The fourth and final movement of Mahler’s Ninth Symphony is,
without doubt, one of the great finales in the history of symphonic music. Its
slow, majestic demeanor describes a farewell to life that is profound at the
beginning and becomes ethereal as the movement draws its last breath. Recently,
listening to this piece brought to mind two questions for which I am not sure
there are hard and fast answers.
It is even possible that there are no answers, a prospect that may
reinforce their importance.
Every measure of this masterpiece is filled with almost
magical musical materials that force me as theorist to ponder why it is that
some music seems to be saying something important while other well-crafted
pieces I have encountered seem to utter very eloquent but vapid musical narratives,
what Shakespeare called much ado about nothing.
The second question concerns the ability of the music to
transcend this level of importance and rise to some exalted place that seems to
be the very apotheosis of the entire score. There are four such measures that
appear on p. 170 of the orchestral score (mm.5-8) that haunt me every time I
hear them. They seem to be the distilled essence of the entire symphony and
utter some special truth about the human spirit for which I have no words.

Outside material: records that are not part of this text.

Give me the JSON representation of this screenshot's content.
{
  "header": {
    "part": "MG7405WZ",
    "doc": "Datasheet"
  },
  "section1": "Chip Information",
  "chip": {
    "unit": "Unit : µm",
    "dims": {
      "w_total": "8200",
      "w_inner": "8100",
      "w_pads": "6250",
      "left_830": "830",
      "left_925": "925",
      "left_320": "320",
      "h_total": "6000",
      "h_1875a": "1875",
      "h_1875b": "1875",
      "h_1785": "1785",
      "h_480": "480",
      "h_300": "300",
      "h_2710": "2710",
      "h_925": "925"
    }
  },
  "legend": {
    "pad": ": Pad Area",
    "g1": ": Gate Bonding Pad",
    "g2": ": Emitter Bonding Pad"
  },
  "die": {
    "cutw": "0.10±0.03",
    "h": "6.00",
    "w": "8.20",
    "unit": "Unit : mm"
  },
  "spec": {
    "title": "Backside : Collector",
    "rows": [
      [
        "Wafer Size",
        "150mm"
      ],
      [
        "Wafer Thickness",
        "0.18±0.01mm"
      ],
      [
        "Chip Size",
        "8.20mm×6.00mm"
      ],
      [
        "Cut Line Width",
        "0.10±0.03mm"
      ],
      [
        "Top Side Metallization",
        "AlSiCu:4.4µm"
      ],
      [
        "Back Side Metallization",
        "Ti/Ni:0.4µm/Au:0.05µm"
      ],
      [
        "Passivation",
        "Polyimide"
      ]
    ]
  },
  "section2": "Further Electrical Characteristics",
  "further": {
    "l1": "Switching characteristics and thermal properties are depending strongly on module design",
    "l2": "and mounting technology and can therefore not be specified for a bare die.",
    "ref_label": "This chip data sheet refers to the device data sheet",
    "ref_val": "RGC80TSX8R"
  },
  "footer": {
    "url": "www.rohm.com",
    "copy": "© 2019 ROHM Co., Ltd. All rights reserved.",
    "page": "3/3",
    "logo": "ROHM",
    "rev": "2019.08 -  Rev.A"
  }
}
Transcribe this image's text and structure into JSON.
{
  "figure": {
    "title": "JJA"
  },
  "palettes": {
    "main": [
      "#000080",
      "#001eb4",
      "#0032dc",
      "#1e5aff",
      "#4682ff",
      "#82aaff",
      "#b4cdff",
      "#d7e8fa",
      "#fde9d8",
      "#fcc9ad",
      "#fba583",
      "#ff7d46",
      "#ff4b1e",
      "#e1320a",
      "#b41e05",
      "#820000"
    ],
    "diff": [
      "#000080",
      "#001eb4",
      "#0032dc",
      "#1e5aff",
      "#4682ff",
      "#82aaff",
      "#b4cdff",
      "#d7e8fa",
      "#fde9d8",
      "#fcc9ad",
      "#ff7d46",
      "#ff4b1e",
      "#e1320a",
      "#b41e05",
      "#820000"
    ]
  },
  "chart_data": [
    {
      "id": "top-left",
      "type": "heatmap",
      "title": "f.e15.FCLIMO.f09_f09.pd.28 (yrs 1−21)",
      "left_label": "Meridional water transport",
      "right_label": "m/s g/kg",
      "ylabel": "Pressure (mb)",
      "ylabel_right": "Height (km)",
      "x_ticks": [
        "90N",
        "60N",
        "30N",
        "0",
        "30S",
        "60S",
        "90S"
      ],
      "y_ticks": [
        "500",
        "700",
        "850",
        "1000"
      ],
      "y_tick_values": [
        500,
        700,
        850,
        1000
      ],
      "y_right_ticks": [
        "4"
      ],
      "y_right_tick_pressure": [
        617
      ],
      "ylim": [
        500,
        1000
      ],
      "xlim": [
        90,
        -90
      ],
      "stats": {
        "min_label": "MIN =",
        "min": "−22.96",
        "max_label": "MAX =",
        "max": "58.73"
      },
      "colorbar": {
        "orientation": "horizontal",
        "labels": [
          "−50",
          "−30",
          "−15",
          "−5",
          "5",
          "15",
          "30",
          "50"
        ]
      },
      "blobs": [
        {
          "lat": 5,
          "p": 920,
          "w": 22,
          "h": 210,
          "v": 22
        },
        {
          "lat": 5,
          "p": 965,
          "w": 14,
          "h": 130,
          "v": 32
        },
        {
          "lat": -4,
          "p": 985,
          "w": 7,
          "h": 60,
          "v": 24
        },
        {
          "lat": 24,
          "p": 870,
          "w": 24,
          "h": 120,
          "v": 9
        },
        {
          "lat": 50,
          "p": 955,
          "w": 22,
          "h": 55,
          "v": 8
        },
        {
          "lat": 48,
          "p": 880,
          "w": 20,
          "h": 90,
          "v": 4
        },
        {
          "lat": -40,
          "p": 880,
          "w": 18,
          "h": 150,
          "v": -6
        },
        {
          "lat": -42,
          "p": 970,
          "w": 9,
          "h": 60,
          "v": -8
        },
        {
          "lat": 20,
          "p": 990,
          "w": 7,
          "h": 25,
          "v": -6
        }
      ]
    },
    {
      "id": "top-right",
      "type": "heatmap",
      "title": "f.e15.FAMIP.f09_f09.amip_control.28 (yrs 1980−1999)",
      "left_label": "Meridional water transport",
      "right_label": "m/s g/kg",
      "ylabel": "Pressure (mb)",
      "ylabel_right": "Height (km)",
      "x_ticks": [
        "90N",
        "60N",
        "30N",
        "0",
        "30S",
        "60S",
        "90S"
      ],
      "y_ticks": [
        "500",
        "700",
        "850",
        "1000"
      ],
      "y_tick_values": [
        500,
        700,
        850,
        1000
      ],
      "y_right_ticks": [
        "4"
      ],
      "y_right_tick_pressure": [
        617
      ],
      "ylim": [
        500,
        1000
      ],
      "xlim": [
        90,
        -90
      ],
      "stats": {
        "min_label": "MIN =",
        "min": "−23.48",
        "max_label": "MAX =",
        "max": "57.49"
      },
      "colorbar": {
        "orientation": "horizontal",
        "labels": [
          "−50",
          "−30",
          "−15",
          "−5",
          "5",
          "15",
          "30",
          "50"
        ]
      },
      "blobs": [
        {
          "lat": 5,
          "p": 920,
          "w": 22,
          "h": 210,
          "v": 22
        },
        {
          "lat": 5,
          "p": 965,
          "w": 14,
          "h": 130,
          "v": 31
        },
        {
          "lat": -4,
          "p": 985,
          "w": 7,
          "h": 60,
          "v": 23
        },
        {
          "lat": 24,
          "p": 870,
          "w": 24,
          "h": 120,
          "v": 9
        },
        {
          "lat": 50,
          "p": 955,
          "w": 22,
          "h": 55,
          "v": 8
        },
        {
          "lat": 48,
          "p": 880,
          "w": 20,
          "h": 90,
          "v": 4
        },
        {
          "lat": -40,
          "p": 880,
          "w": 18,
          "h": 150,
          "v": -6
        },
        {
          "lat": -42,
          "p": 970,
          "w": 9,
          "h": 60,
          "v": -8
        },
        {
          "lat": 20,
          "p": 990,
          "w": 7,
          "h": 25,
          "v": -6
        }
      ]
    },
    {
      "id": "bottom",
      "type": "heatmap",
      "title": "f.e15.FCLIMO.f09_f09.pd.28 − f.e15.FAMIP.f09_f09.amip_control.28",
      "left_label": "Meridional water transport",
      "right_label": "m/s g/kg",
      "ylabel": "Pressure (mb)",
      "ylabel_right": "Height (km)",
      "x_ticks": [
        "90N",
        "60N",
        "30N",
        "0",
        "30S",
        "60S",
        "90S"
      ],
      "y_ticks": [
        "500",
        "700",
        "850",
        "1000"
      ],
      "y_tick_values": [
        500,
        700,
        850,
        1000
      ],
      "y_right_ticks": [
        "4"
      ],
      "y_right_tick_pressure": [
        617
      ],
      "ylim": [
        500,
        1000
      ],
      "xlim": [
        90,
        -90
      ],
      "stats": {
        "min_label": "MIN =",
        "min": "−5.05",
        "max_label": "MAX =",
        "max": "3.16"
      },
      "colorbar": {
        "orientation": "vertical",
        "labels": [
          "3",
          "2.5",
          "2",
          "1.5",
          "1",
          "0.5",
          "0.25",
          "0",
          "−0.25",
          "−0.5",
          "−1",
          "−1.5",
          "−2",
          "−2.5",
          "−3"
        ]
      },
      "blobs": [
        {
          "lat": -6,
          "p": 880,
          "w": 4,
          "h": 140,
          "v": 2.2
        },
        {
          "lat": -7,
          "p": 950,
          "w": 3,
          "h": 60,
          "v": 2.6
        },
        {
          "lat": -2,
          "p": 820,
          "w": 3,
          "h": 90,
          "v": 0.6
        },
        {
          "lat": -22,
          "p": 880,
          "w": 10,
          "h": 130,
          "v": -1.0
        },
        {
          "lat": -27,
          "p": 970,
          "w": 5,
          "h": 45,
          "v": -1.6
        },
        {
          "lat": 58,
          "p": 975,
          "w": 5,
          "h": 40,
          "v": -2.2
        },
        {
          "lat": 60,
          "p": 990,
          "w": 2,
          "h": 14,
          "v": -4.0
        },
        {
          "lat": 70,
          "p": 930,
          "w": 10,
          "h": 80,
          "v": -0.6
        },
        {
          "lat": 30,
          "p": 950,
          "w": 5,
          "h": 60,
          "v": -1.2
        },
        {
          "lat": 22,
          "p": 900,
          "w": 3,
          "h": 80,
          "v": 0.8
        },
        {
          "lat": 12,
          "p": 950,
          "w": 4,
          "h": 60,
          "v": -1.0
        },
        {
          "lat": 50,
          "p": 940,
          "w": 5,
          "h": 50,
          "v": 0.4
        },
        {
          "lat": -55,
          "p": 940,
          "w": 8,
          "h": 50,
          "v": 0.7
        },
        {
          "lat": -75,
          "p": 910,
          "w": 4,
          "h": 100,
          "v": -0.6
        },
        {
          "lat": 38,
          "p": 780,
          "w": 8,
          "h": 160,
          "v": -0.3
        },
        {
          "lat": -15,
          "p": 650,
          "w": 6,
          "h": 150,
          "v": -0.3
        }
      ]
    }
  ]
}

Marked dolcissimo, this passage’s
poignant affect has never faltered since I first heard it as an undergraduate a
half century ago.
I have spent my entire professional career investigating the
structure of musical masterpieces and attempting to transmit my findings to my
students and colleagues, but I have never attempted to answer philosophical questions
such as these. I have studied the linear and harmonic elements of this musical fragment
that lasts just thirty seconds until I was blue in the face and I am still no
closer to an answer than I was when I started. All of which begs the question,
“When you are confronted by magic is it in your best interest to know how the
trick is done?” I am almost ready to conclude that the answer to that question
is “no,” for child-like wonder may be a precious gift to be cherished and
preserved, especially by theorists in their golden years.